I meet the same problem when i want to train crosspoint, Have you solved the problem?

Dragonzz27 commented 2 days ago

Hi @MohamedAfham

Have you ever met this bug before? Thanks a lot.

Using GPU : 0 from 1 devices Use Adam Start training epoch: (0/100) /export/home/hanxiaobing/anaconda3/envs/crosspoint/lib/python3.7/site-packages/torch/optim/lr_scheduler.py:134: UserWarning: Detected call of lr_scheduler.step() before optimizer.step(). In PyTorch 1.1.0 and later, you should call them in the opposite order: optimizer.step() before lr_scheduler.step(). Failure to do this will result in PyTorch skipping the first value of the learning rate schedule.

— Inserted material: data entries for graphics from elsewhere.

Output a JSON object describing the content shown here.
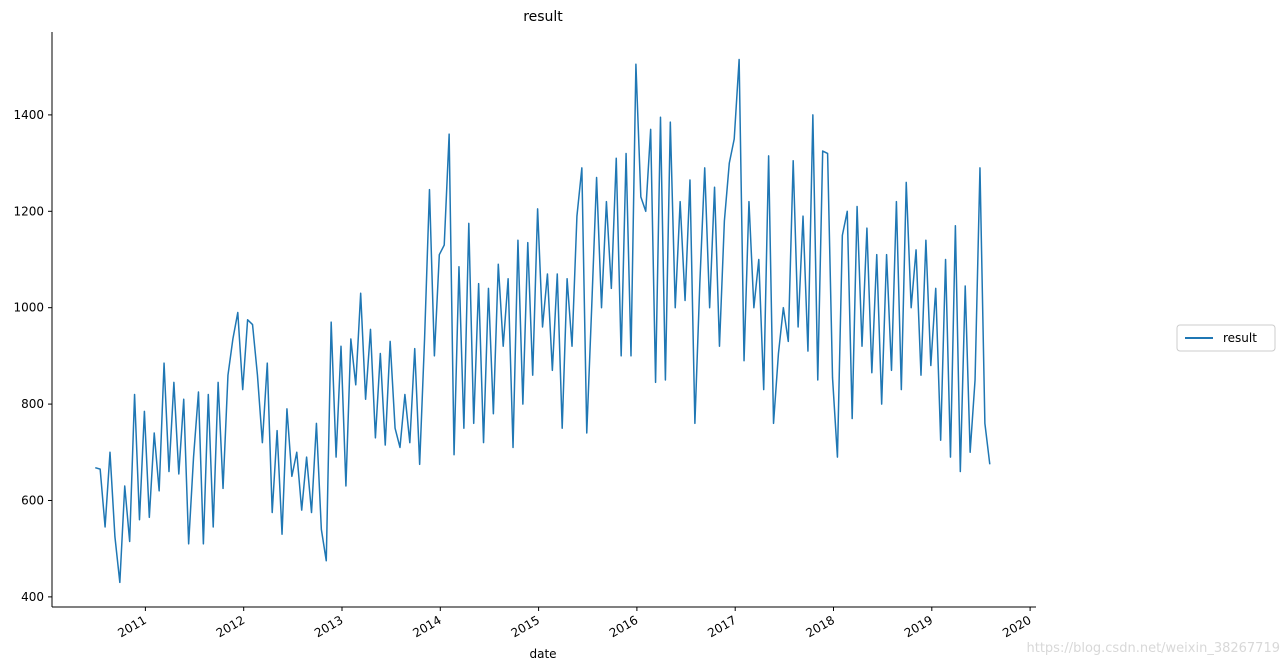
{
  "chart_data": {
    "type": "line",
    "title": "result",
    "xlabel": "date",
    "watermark": "https://blog.csdn.net/weixin_38267719",
    "legend": "right",
    "xlim": [
      2010.05,
      2020.06
    ],
    "xticks": [
      2011,
      2012,
      2013,
      2014,
      2015,
      2016,
      2017,
      2018,
      2019,
      2020
    ],
    "ylim": [
      379,
      1572
    ],
    "yticks": [
      400,
      600,
      800,
      1000,
      1200,
      1400
    ],
    "x": [
      2010.49,
      2010.54,
      2010.59,
      2010.64,
      2010.69,
      2010.74,
      2010.79,
      2010.84,
      2010.89,
      2010.94,
      2010.99,
      2011.04,
      2011.09,
      2011.14,
      2011.19,
      2011.24,
      2011.29,
      2011.34,
      2011.39,
      2011.44,
      2011.49,
      2011.54,
      2011.59,
      2011.64,
      2011.69,
      2011.74,
      2011.79,
      2011.84,
      2011.89,
      2011.94,
      2011.99,
      2012.04,
      2012.09,
      2012.14,
      2012.19,
      2012.24,
      2012.29,
      2012.34,
      2012.39,
      2012.44,
      2012.49,
      2012.54,
      2012.59,
      2012.64,
      2012.69,
      2012.74,
      2012.79,
      2012.84,
      2012.89,
      2012.94,
      2012.99,
      2013.04,
      2013.09,
      2013.14,
      2013.19,
      2013.24,
      2013.29,
      2013.34,
      2013.39,
      2013.44,
      2013.49,
      2013.54,
      2013.59,
      2013.64,
      2013.69,
      2013.74,
      2013.79,
      2013.84,
      2013.89,
      2013.94,
      2013.99,
      2014.04,
      2014.09,
      2014.14,
      2014.19,
      2014.24,
      2014.29,
      2014.34,
      2014.39,
      2014.44,
      2014.49,
      2014.54,
      2014.59,
      2014.64,
      2014.69,
      2014.74,
      2014.79,
      2014.84,
      2014.89,
      2014.94,
      2014.99,
      2015.04,
      2015.09,
      2015.14,
      2015.19,
      2015.24,
      2015.29,
      2015.34,
      2015.39,
      2015.44,
      2015.49,
      2015.54,
      2015.59,
      2015.64,
      2015.69,
      2015.74,
      2015.79,
      2015.84,
      2015.89,
      2015.94,
      2015.99,
      2016.04,
      2016.09,
      2016.14,
      2016.19,
      2016.24,
      2016.29,
      2016.34,
      2016.39,
      2016.44,
      2016.49,
      2016.54,
      2016.59,
      2016.64,
      2016.69,
      2016.74,
      2016.79,
      2016.84,
      2016.89,
      2016.94,
      2016.99,
      2017.04,
      2017.09,
      2017.14,
      2017.19,
      2017.24,
      2017.29,
      2017.34,
      2017.39,
      2017.44,
      2017.49,
      2017.54,
      2017.59,
      2017.64,
      2017.69,
      2017.74,
      2017.79,
      2017.84,
      2017.89,
      2017.94,
      2017.99,
      2018.04,
      2018.09,
      2018.14,
      2018.19,
      2018.24,
      2018.29,
      2018.34,
      2018.39,
      2018.44,
      2018.49,
      2018.54,
      2018.59,
      2018.64,
      2018.69,
      2018.74,
      2018.79,
      2018.84,
      2018.89,
      2018.94,
      2018.99,
      2019.04,
      2019.09,
      2019.14,
      2019.19,
      2019.24,
      2019.29,
      2019.34,
      2019.39,
      2019.44,
      2019.49,
      2019.54,
      2019.59
    ],
    "series": [
      {
        "name": "result",
        "color": "#1f77b4",
        "values": [
          668,
          665,
          545,
          700,
          525,
          430,
          630,
          515,
          820,
          560,
          785,
          565,
          740,
          620,
          885,
          660,
          845,
          655,
          810,
          510,
          690,
          825,
          510,
          820,
          545,
          845,
          625,
          860,
          935,
          990,
          830,
          975,
          965,
          860,
          720,
          885,
          575,
          745,
          530,
          790,
          650,
          700,
          580,
          690,
          575,
          760,
          540,
          475,
          970,
          690,
          920,
          630,
          935,
          840,
          1030,
          810,
          955,
          730,
          905,
          715,
          930,
          750,
          710,
          820,
          720,
          915,
          675,
          935,
          1245,
          900,
          1110,
          1130,
          1360,
          695,
          1085,
          750,
          1175,
          760,
          1050,
          720,
          1040,
          780,
          1090,
          920,
          1060,
          710,
          1140,
          800,
          1135,
          860,
          1205,
          960,
          1070,
          870,
          1070,
          750,
          1060,
          920,
          1190,
          1290,
          740,
          1000,
          1270,
          1000,
          1220,
          1040,
          1310,
          900,
          1320,
          900,
          1505,
          1230,
          1200,
          1370,
          845,
          1395,
          850,
          1385,
          1000,
          1220,
          1015,
          1265,
          760,
          1050,
          1290,
          1000,
          1250,
          920,
          1180,
          1300,
          1350,
          1515,
          890,
          1220,
          1000,
          1100,
          830,
          1315,
          760,
          905,
          1000,
          930,
          1305,
          960,
          1190,
          910,
          1400,
          850,
          1325,
          1320,
          855,
          690,
          1150,
          1200,
          770,
          1210,
          920,
          1165,
          865,
          1110,
          800,
          1110,
          870,
          1220,
          830,
          1260,
          1000,
          1120,
          860,
          1140,
          880,
          1040,
          725,
          1100,
          690,
          1170,
          660,
          1045,
          700,
          850,
          1290,
          760,
          675
        ]
      }
    ]
  }
}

See more details at https://pytorch.org/docs/stable/optim.html#how-to-adjust-learning-rate "https://pytorch.org/docs/stable/optim.html#how-to-adjust-learning-rate", UserWarning) Traceback (most recent call last): File "train_crosspoint.py", line 261, in train(args, io) File "traincrosspoint.py", line 103, in train , pointfeats, = point_model(data) File "/export/home/hanxiaobing/anaconda3/envs/crosspoint/lib/python3.7/site-packages/torch/nn/modules/module.py", line 1102, in _call_impl return forward_call(*input, *kwargs) File "/export/home/hanxiaobing/Documents/PlaneNet_PlaneRCNN/DGCNN_PointNet2/SensatUrban/MAE/CrossPoint/models/dgcnn.py", line 95, in forward x = get_graph_feature(x, k=self.k) File "/export/home/hanxiaobing/Documents/PlaneNet_PlaneRCNN/DGCNN_PointNet2/SensatUrban/MAE/CrossPoint/models/dgcnn.py", line 29, in get_graph_feature idx_base = torch.arange(0, batch_size, device=device).view(-1, 1, 1)num_points RuntimeError: CUDA error: invalid device ordinal

I have solved the problem, change "models/dgcnn.py" line 27 "device = torch.device('cuda:1')" to "device = torch.device('cuda:0')". It is more interesting to find out that "train_crosspoint.py" line 47 "device = torch.device("cuda" if args.cuda else "cpu")", but this code can be only run on one GPU.